The Certificate can tell you the identity of a legal entity which the CA made some reasonable attempt to verify wanted to set in stone the association between their identity and the DNS names listed (and also a key but don't worry about that). You should examine not only the name of that entity, but also the country or locality in which it claims to exist (this may be a tax haven) and its ID# in that country or locality's records, such as tax records, which may enable you to distinguish it from other entities with similar (or in some cases the same) names. The latter is in a certificate element labelled "serial number" but is the serial number of the subject entity not the certificate's serial number, which today is mostly a large random number of no importance (it is serving as a cryptographic nonce but you don't need to care about that)

Anyway, once you've carefully examined these details, and determined which entity you've got a certificate for, like I said the main value is that it tells you the DNS names associated.

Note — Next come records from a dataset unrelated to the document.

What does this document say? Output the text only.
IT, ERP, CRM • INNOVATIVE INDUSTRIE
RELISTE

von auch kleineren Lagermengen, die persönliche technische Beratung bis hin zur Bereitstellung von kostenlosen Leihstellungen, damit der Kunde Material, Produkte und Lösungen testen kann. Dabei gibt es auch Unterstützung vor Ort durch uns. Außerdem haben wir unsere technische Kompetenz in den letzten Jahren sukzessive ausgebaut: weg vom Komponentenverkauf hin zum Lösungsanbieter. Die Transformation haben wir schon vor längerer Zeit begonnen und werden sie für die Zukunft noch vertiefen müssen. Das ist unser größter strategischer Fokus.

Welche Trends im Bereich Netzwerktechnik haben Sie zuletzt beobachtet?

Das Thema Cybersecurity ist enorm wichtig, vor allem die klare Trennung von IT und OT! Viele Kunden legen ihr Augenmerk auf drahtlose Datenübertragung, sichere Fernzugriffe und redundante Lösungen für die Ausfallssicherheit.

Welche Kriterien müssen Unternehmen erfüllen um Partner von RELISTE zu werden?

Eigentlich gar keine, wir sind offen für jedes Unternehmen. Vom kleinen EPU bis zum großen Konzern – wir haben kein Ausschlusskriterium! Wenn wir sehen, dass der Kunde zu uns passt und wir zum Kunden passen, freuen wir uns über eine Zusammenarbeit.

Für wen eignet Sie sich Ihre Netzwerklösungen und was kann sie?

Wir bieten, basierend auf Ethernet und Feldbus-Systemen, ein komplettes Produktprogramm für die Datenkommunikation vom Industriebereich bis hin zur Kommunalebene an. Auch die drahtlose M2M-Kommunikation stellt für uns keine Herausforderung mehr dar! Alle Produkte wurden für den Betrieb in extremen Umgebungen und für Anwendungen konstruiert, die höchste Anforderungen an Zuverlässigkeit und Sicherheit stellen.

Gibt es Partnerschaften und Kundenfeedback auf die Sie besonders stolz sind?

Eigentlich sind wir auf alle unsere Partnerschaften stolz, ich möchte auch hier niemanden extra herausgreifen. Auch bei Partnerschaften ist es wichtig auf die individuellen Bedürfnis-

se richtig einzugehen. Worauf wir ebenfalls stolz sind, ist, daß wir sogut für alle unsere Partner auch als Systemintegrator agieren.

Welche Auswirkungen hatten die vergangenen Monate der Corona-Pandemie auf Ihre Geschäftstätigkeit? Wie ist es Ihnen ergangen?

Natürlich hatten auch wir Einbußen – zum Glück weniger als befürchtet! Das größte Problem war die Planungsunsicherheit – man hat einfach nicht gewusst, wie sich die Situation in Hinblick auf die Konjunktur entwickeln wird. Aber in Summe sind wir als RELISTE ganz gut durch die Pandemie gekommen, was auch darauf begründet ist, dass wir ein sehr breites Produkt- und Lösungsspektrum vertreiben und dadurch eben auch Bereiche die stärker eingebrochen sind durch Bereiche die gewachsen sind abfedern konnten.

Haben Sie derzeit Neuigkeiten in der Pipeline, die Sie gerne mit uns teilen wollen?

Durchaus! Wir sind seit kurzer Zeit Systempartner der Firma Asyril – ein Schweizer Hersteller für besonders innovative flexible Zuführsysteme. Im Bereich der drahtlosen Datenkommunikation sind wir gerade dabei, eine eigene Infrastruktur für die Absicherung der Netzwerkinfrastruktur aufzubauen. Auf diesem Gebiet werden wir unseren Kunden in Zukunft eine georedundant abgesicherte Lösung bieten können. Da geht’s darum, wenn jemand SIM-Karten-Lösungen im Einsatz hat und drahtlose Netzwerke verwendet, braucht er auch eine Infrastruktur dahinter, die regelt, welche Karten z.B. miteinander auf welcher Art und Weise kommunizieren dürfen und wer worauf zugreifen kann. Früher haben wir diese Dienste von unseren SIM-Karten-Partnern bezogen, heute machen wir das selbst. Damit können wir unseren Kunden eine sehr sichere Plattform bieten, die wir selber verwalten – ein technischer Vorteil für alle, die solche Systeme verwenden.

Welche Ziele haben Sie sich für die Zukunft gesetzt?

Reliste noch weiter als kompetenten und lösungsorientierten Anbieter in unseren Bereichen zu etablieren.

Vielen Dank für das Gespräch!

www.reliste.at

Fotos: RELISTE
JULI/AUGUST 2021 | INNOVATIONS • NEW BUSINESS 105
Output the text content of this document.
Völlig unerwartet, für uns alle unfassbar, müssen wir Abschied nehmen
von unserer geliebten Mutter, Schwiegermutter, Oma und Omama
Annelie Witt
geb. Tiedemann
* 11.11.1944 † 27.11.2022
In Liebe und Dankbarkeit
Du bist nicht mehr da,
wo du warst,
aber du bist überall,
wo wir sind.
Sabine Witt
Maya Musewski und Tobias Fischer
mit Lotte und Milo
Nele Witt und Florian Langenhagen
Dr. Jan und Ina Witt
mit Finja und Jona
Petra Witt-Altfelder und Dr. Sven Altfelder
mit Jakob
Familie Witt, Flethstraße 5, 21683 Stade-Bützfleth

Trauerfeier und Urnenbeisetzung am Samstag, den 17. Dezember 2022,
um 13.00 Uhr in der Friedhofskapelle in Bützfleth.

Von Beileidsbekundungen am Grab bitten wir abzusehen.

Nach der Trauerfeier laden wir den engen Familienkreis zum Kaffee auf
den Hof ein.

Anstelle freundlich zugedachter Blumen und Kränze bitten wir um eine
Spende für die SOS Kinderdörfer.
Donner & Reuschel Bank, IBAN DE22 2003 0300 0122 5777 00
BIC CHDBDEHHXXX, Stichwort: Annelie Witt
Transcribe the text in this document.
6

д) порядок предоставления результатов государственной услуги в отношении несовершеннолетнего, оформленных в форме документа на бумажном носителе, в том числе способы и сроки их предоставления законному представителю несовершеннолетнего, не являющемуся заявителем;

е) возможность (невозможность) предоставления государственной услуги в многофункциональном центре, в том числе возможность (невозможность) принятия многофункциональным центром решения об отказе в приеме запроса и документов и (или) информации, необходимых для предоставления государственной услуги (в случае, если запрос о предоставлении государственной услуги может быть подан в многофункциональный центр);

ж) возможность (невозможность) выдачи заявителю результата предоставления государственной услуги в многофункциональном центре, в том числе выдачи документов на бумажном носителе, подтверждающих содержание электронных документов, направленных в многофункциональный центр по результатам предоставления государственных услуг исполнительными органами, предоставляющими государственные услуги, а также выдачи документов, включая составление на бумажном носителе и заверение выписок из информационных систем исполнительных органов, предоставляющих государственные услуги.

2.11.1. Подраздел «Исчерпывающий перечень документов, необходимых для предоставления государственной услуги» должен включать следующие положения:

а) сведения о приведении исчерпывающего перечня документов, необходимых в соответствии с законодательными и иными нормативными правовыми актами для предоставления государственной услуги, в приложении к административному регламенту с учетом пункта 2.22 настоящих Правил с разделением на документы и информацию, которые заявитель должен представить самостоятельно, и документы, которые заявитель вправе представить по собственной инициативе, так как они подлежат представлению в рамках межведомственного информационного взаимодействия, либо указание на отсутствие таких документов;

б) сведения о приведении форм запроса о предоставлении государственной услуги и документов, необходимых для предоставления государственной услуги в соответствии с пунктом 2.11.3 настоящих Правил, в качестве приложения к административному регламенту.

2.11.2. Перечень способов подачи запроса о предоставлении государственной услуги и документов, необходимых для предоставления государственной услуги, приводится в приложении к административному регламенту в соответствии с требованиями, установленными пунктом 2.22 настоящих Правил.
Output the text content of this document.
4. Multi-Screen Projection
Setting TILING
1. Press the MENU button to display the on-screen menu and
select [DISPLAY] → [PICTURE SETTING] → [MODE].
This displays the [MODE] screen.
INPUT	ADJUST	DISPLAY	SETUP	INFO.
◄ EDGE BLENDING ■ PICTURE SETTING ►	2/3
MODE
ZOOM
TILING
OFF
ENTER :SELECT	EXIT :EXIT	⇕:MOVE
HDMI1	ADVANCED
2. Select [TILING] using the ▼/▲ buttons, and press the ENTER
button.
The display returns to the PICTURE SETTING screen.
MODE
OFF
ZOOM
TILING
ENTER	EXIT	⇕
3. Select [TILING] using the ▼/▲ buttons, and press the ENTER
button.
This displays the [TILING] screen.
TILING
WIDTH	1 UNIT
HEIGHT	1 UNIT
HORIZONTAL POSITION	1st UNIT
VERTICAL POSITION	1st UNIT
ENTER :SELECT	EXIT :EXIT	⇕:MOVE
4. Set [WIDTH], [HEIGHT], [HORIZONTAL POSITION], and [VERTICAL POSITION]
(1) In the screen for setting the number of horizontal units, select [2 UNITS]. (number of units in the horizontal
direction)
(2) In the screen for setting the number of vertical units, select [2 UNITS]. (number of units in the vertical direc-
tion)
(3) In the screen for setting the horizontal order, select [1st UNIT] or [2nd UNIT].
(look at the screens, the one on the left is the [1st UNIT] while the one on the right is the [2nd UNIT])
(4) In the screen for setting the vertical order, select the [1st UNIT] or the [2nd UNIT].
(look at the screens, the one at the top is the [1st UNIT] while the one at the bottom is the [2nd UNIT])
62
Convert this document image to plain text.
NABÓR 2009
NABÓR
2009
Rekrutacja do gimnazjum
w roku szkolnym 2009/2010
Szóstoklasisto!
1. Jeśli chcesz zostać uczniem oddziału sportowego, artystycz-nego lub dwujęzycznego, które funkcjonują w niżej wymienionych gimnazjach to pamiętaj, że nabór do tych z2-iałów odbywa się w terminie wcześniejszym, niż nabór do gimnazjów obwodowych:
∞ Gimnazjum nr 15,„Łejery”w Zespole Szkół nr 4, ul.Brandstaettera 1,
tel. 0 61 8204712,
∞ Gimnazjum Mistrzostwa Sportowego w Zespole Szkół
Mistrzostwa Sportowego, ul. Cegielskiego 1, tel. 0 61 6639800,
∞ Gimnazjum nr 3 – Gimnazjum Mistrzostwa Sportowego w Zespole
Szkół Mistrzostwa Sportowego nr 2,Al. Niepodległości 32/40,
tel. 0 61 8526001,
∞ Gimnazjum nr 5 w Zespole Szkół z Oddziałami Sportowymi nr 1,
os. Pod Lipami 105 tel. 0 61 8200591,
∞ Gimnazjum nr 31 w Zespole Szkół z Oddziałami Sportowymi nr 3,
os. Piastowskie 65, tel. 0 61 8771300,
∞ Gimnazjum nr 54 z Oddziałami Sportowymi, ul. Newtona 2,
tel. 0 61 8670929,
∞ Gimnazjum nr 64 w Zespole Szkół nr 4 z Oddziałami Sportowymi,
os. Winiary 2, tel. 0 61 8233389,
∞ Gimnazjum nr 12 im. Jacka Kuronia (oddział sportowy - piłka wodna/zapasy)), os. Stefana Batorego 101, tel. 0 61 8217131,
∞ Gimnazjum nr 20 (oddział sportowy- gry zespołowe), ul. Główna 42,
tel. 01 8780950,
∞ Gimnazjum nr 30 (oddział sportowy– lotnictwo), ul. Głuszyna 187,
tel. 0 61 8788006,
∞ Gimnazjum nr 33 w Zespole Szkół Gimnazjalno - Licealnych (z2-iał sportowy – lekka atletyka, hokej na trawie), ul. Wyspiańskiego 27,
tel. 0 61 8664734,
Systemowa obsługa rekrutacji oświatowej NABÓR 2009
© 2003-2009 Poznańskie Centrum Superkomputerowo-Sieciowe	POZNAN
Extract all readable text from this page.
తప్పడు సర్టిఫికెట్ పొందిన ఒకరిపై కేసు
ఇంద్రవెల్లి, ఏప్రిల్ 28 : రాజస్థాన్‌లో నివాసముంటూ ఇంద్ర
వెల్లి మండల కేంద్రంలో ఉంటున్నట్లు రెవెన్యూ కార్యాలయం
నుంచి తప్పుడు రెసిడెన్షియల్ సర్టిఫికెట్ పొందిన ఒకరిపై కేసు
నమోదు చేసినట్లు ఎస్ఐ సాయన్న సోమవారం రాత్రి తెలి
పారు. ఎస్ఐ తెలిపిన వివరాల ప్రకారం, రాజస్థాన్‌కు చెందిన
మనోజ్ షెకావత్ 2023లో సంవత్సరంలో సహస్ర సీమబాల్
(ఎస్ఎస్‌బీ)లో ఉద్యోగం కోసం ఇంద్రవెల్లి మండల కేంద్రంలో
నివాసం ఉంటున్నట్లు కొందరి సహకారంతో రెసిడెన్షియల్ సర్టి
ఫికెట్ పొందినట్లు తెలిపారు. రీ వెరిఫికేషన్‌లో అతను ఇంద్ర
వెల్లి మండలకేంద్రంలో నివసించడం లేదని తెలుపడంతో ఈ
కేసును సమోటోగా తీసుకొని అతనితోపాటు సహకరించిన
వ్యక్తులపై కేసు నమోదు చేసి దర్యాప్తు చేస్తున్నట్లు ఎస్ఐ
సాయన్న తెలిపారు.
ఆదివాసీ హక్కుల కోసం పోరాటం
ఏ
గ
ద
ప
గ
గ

Almost all the software tools you use, such as a web browser don't care about any of that stuff, but they do care about DNS names. So transactions e.g. following an HTTP redirect which are done silently and automatically by the browser, won't care that this is (or is not) a EV certificate at all, but they do check the DNS names on a certificate.

So if you're able to determine from the certificate that mybank.example really is run by My Bank Inc. the bank you've got money in, that's a valid use for EV, but your browser doesn't care whether the HTTPS server it talks to shows it that EV certificate (or any other EV certificate) during HTTPS transactions, only whether the DNS names are right. It would not for example, stop during a 30x redirect and say "Oh! This is a 30x redirect from mybank.example but it didn't present that EV certificate you checked, maybe it's an imposter?" that 30x redirect is fine, the certificate was fine, and you'll never see it at all, it will never be shown to you, your data was transmitted long before you had a chance to have an opinion anyway so who cares.

That "manual verification" back in the day was an email verification link, so again, back to relying on DNS. I don't think there's a way around it, but at least with certificate transparency we'll know if it happens.
It was always DNS. Unless you are getting EV the CAs usually verify ownership via email. Email can go anywhere the current MX record in DNS says it goes.
This is why for EVs most CAs also do phone validation.

For stuff like Verified Mark Certificates (which is used for BIMI), it goes much further than that. VMCs are like EVs on steroids.

HN crowd can sometimes react very hostile towards having to pay anything at all for certificates, but there are real costs in such validations.

As my Traefik setup is affected, I cleared the `acme.json` and let Traefik get new certificates for all services.

Seems LE is pretty busy right now, got time outs flying around every where.

My traefik setup is affected, should not be to difficult to refresh. It's automated anyway
Same here. Fixed by deleting the traefik pods. The underlying Deployment regenerated them and a new cert was obtained.
It may not refresh automatically before they revoke. I had luck manually renewing which is largely automated but not entirely.